Details
-
Sub-task
-
Status: Resolved
-
Blocker
-
Resolution: Duplicate
-
None
-
None
-
None
-
None
Description
MiniOzoneHAClusterImpl frequently hangs when writing keys to bucket.
To show the problem, we have a simple test that just writes 10,000 keys. It regularly hangs/times out when running on the MiniOzoneHAClusterImpl cluster.
This is a problem because the MiniOzoneHAClusterImpl is critical for testing the snapshot bootstrap code.

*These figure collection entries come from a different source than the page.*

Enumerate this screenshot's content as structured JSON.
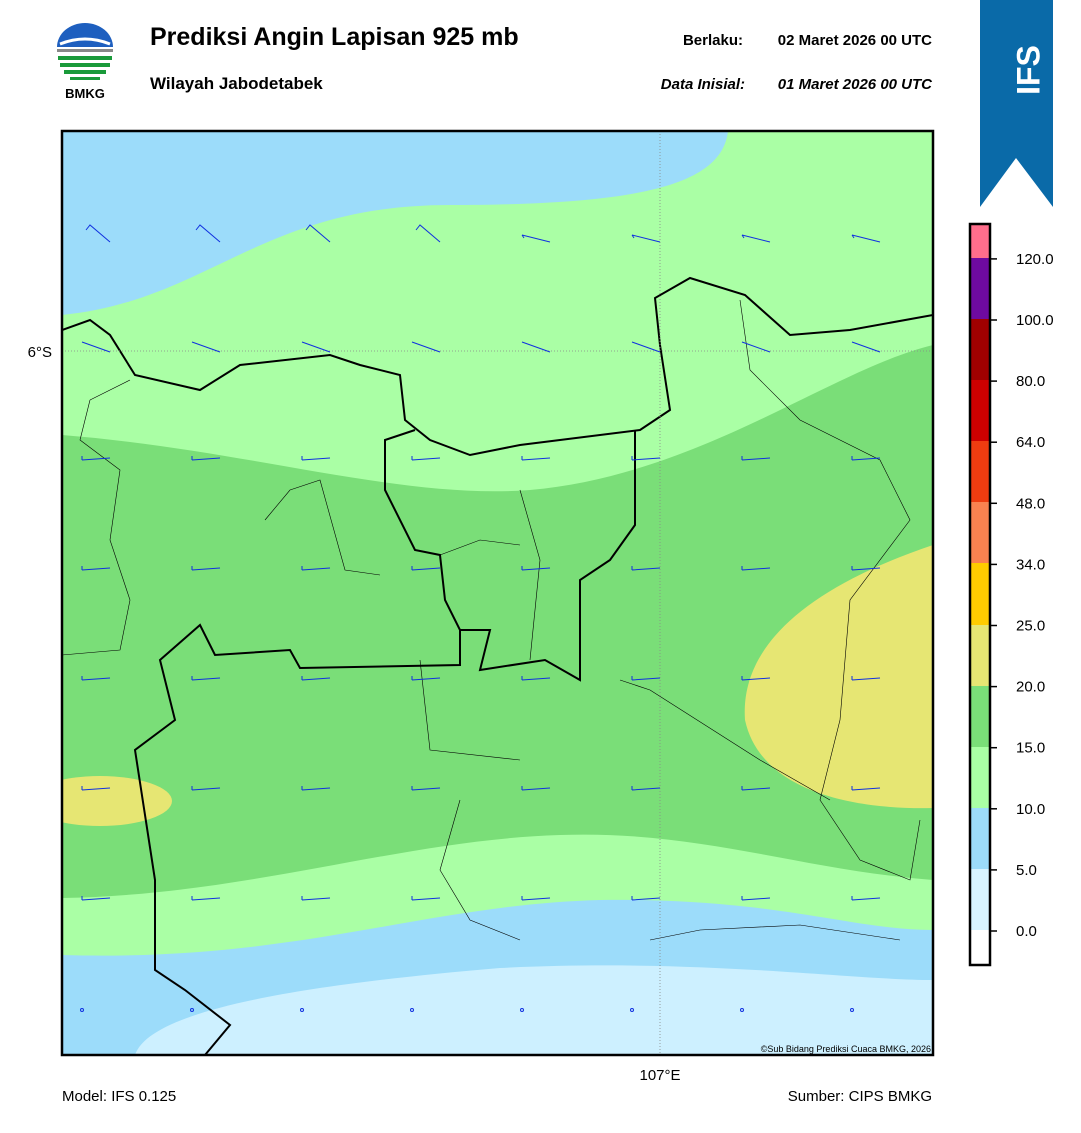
{
  "header": {
    "title": "Prediksi Angin Lapisan 925 mb",
    "subtitle": "Wilayah Jabodetabek",
    "valid_label": "Berlaku:",
    "valid_time": "02 Maret 2026 00 UTC",
    "init_label": "Data Inisial:",
    "init_time": "01 Maret 2026 00 UTC"
  },
  "logo": {
    "text": "BMKG"
  },
  "badge": {
    "text": "IFS"
  },
  "map": {
    "lat_label": "6°S",
    "lon_label": "107°E",
    "credit": "©Sub Bidang Prediksi Cuaca BMKG, 2026"
  },
  "colorbar": {
    "labels": [
      "0.0",
      "5.0",
      "10.0",
      "15.0",
      "20.0",
      "25.0",
      "34.0",
      "48.0",
      "64.0",
      "80.0",
      "100.0",
      "120.0"
    ]
  },
  "footer": {
    "model": "Model: IFS 0.125",
    "source": "Sumber: CIPS BMKG"
  }
}
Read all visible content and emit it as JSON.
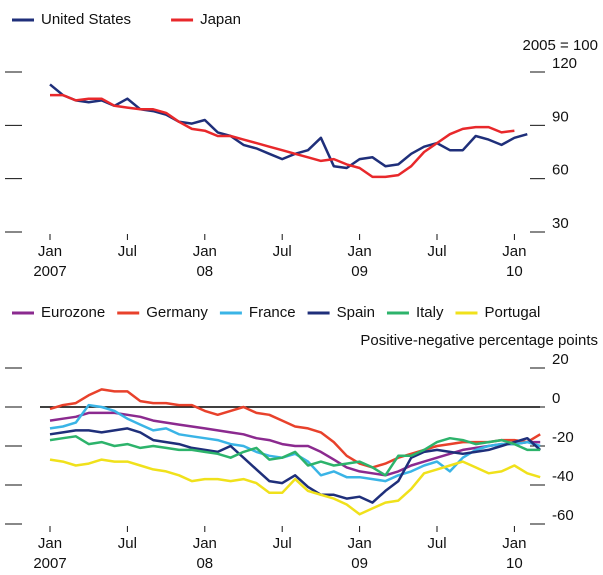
{
  "chart_data": [
    {
      "type": "line",
      "unit_note": "2005 = 100",
      "categories": [
        "Jan 2007",
        null,
        null,
        null,
        null,
        null,
        "Jul",
        null,
        null,
        null,
        null,
        null,
        "Jan 08",
        null,
        null,
        null,
        null,
        null,
        "Jul",
        null,
        null,
        null,
        null,
        null,
        "Jan 09",
        null,
        null,
        null,
        null,
        null,
        "Jul",
        null,
        null,
        null,
        null,
        null,
        "Jan 10",
        null
      ],
      "series": [
        {
          "name": "United States",
          "color": "#1f2f7a",
          "values": [
            113,
            107,
            104,
            103,
            104,
            101,
            105,
            99,
            98,
            96,
            92,
            91,
            93,
            86,
            84,
            79,
            77,
            74,
            71,
            74,
            76,
            83,
            67,
            66,
            71,
            72,
            67,
            68,
            74,
            78,
            80,
            76,
            76,
            84,
            82,
            79,
            83,
            85
          ]
        },
        {
          "name": "Japan",
          "color": "#e8282b",
          "values": [
            107,
            107,
            104,
            105,
            105,
            101,
            100,
            99,
            99,
            97,
            92,
            88,
            87,
            84,
            84,
            82,
            80,
            78,
            76,
            74,
            72,
            70,
            71,
            68,
            66,
            61,
            61,
            62,
            67,
            75,
            80,
            85,
            88,
            89,
            89,
            86,
            87,
            null
          ]
        }
      ],
      "ylim": [
        30,
        120
      ],
      "yticks": [
        30,
        60,
        90,
        120
      ]
    },
    {
      "type": "line",
      "unit_note": "Positive-negative percentage points",
      "categories": [
        "Jan 2007",
        null,
        null,
        null,
        null,
        null,
        "Jul",
        null,
        null,
        null,
        null,
        null,
        "Jan 08",
        null,
        null,
        null,
        null,
        null,
        "Jul",
        null,
        null,
        null,
        null,
        null,
        "Jan 09",
        null,
        null,
        null,
        null,
        null,
        "Jul",
        null,
        null,
        null,
        null,
        null,
        "Jan 10",
        null,
        null
      ],
      "series": [
        {
          "name": "Eurozone",
          "color": "#8b2a8f",
          "values": [
            -7,
            -6,
            -5,
            -3,
            -3,
            -3,
            -4,
            -5,
            -7,
            -8,
            -9,
            -10,
            -11,
            -12,
            -13,
            -14,
            -16,
            -17,
            -19,
            -20,
            -20,
            -23,
            -27,
            -31,
            -33,
            -34,
            -35,
            -33,
            -30,
            -28,
            -26,
            -24,
            -22,
            -21,
            -20,
            -19,
            -19,
            -18,
            -18
          ]
        },
        {
          "name": "Germany",
          "color": "#e8412b",
          "values": [
            -1,
            1,
            2,
            6,
            9,
            8,
            8,
            3,
            2,
            2,
            1,
            1,
            -2,
            -4,
            -2,
            0,
            -3,
            -4,
            -7,
            -10,
            -11,
            -13,
            -18,
            -25,
            -29,
            -31,
            -29,
            -26,
            -24,
            -22,
            -20,
            -19,
            -18,
            -18,
            -18,
            -17,
            -17,
            -18,
            -14
          ]
        },
        {
          "name": "France",
          "color": "#3ab4e6",
          "values": [
            -11,
            -10,
            -8,
            1,
            0,
            -2,
            -6,
            -9,
            -12,
            -11,
            -14,
            -15,
            -16,
            -17,
            -19,
            -20,
            -23,
            -25,
            -26,
            -24,
            -28,
            -35,
            -33,
            -36,
            -36,
            -37,
            -38,
            -35,
            -33,
            -30,
            -28,
            -33,
            -26,
            -22,
            -20,
            -19,
            -19,
            -18,
            -20
          ]
        },
        {
          "name": "Spain",
          "color": "#1f2f7a",
          "values": [
            -14,
            -13,
            -12,
            -12,
            -13,
            -12,
            -11,
            -13,
            -17,
            -18,
            -19,
            -21,
            -22,
            -23,
            -20,
            -26,
            -32,
            -38,
            -39,
            -35,
            -41,
            -45,
            -45,
            -47,
            -46,
            -49,
            -43,
            -38,
            -26,
            -23,
            -22,
            -23,
            -24,
            -23,
            -22,
            -20,
            -18,
            -16,
            -22
          ]
        },
        {
          "name": "Italy",
          "color": "#2db36b",
          "values": [
            -17,
            -16,
            -15,
            -19,
            -18,
            -20,
            -19,
            -21,
            -20,
            -21,
            -22,
            -22,
            -23,
            -24,
            -26,
            -23,
            -21,
            -27,
            -26,
            -23,
            -30,
            -28,
            -30,
            -29,
            -28,
            -31,
            -35,
            -25,
            -25,
            -22,
            -18,
            -16,
            -17,
            -19,
            -18,
            -17,
            -19,
            -22,
            -22
          ]
        },
        {
          "name": "Portugal",
          "color": "#f0e11b",
          "values": [
            -27,
            -28,
            -30,
            -29,
            -27,
            -28,
            -28,
            -30,
            -32,
            -33,
            -35,
            -38,
            -37,
            -37,
            -38,
            -37,
            -39,
            -44,
            -44,
            -37,
            -43,
            -45,
            -47,
            -50,
            -55,
            -52,
            -49,
            -48,
            -42,
            -34,
            -32,
            -30,
            -28,
            -31,
            -34,
            -33,
            -30,
            -34,
            -36
          ]
        }
      ],
      "ylim": [
        -60,
        20
      ],
      "yticks": [
        -60,
        -40,
        -20,
        0,
        20
      ]
    }
  ]
}
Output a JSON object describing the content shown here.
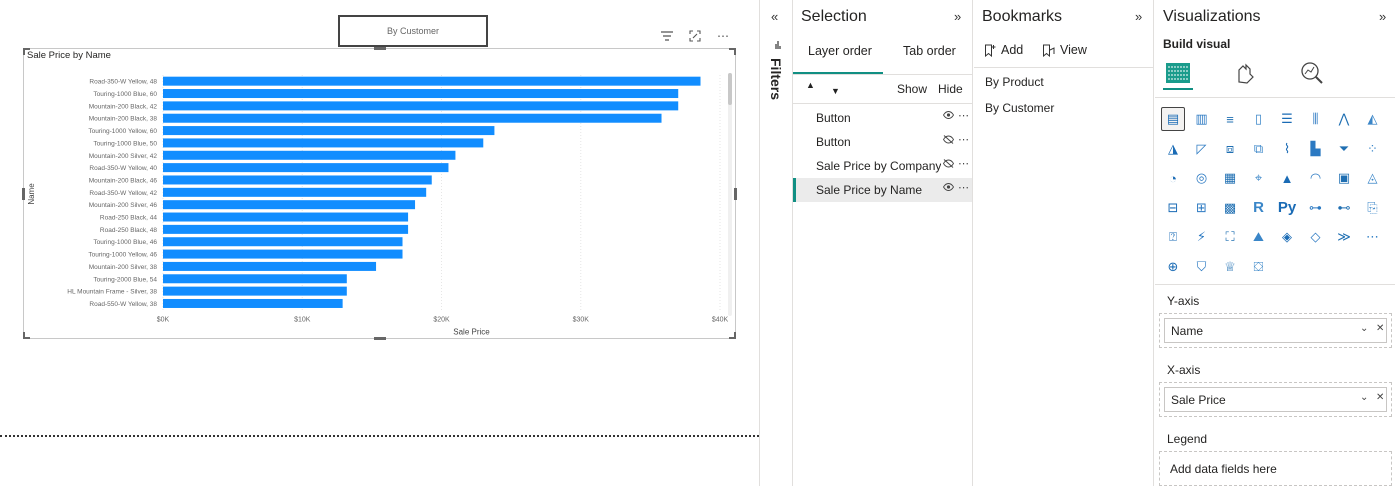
{
  "canvas": {
    "by_customer_button": "By Customer",
    "visual_title": "Sale Price by Name"
  },
  "chart_data": {
    "type": "bar",
    "orientation": "horizontal",
    "title": "Sale Price by Name",
    "xlabel": "Sale Price",
    "ylabel": "Name",
    "xlim": [
      0,
      40000
    ],
    "x_ticks": [
      "$0K",
      "$10K",
      "$20K",
      "$30K",
      "$40K"
    ],
    "grid": true,
    "bar_color": "#118DFF",
    "categories": [
      "Road-350-W Yellow, 48",
      "Touring-1000 Blue, 60",
      "Mountain-200 Black, 42",
      "Mountain-200 Black, 38",
      "Touring-1000 Yellow, 60",
      "Touring-1000 Blue, 50",
      "Mountain-200 Silver, 42",
      "Road-350-W Yellow, 40",
      "Mountain-200 Black, 46",
      "Road-350-W Yellow, 42",
      "Mountain-200 Silver, 46",
      "Road-250 Black, 44",
      "Road-250 Black, 48",
      "Touring-1000 Blue, 46",
      "Touring-1000 Yellow, 46",
      "Mountain-200 Silver, 38",
      "Touring-2000 Blue, 54",
      "HL Mountain Frame - Silver, 38",
      "Road-550-W Yellow, 38"
    ],
    "values": [
      38600,
      37000,
      37000,
      35800,
      23800,
      23000,
      21000,
      20500,
      19300,
      18900,
      18100,
      17600,
      17600,
      17200,
      17200,
      15300,
      13200,
      13200,
      12900
    ]
  },
  "filters": {
    "label": "Filters",
    "collapse_glyph": "«"
  },
  "selection": {
    "title": "Selection",
    "tabs": [
      "Layer order",
      "Tab order"
    ],
    "show": "Show",
    "hide": "Hide",
    "layers": [
      {
        "name": "Button",
        "visible": true
      },
      {
        "name": "Button",
        "visible": false
      },
      {
        "name": "Sale Price by Company...",
        "visible": false
      },
      {
        "name": "Sale Price by Name",
        "visible": true
      }
    ]
  },
  "bookmarks": {
    "title": "Bookmarks",
    "add": "Add",
    "view": "View",
    "items": [
      "By Product",
      "By Customer"
    ]
  },
  "visualizations": {
    "title": "Visualizations",
    "build_visual": "Build visual",
    "y_axis_label": "Y-axis",
    "y_axis_field": "Name",
    "x_axis_label": "X-axis",
    "x_axis_field": "Sale Price",
    "legend_label": "Legend",
    "legend_placeholder": "Add data fields here"
  }
}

We believe it is the root cause of this issue: https://issues.apache.org/jira/browse/HDDS-8876
This simple test shows the problem: https://github.com/GeorgeJahad/ozone/compare/153659032b..testSimple
In my experience it hangs 20-30% of the time when running on repeat in intellij.
When it does hang the client thread is in the process of writing/commiting the key, which the server side translator thread is waiting on a future. I believe that future is waiting on a ratis response from the active follower. I've include stack traces for both threads below when the test is hung.
Occasionally when it hangs we see the client thread in exactly the same place but there is no corresponding server side translator thread. We are guessing in this case the server side thread gets killed by an unhandled exception, but the client side thread doesn't notice and just waits forever instead of retrying.
Here are the stack traces for the two threads.
Client thread:
"main@1" prio=5 tid=0x1 nid=NA waiting
java.lang.Thread.State: WAITING
at java.lang.Object.wait(Object.java:-1)
at java.lang.Object.wait(Object.java:502)
at org.apache.hadoop.util.concurrent.AsyncGet$Util.wait(AsyncGet.java:65)
at org.apache.hadoop.ipc.Client.getRpcResponse(Client.java:1572)
at org.apache.hadoop.ipc.Client.call(Client.java:1530)
at org.apache.hadoop.ipc.Client.call(Client.java:1427)
at org.apache.hadoop.ipc.ProtobufRpcEngine$Invoker.invoke(ProtobufRpcEngine.java:250)
at org.apache.hadoop.ipc.ProtobufRpcEngine$Invoker.invoke(ProtobufRpcEngine.java:132)
at com.sun.proxy.$Proxy54.submitRequest(Unknown Source:-1)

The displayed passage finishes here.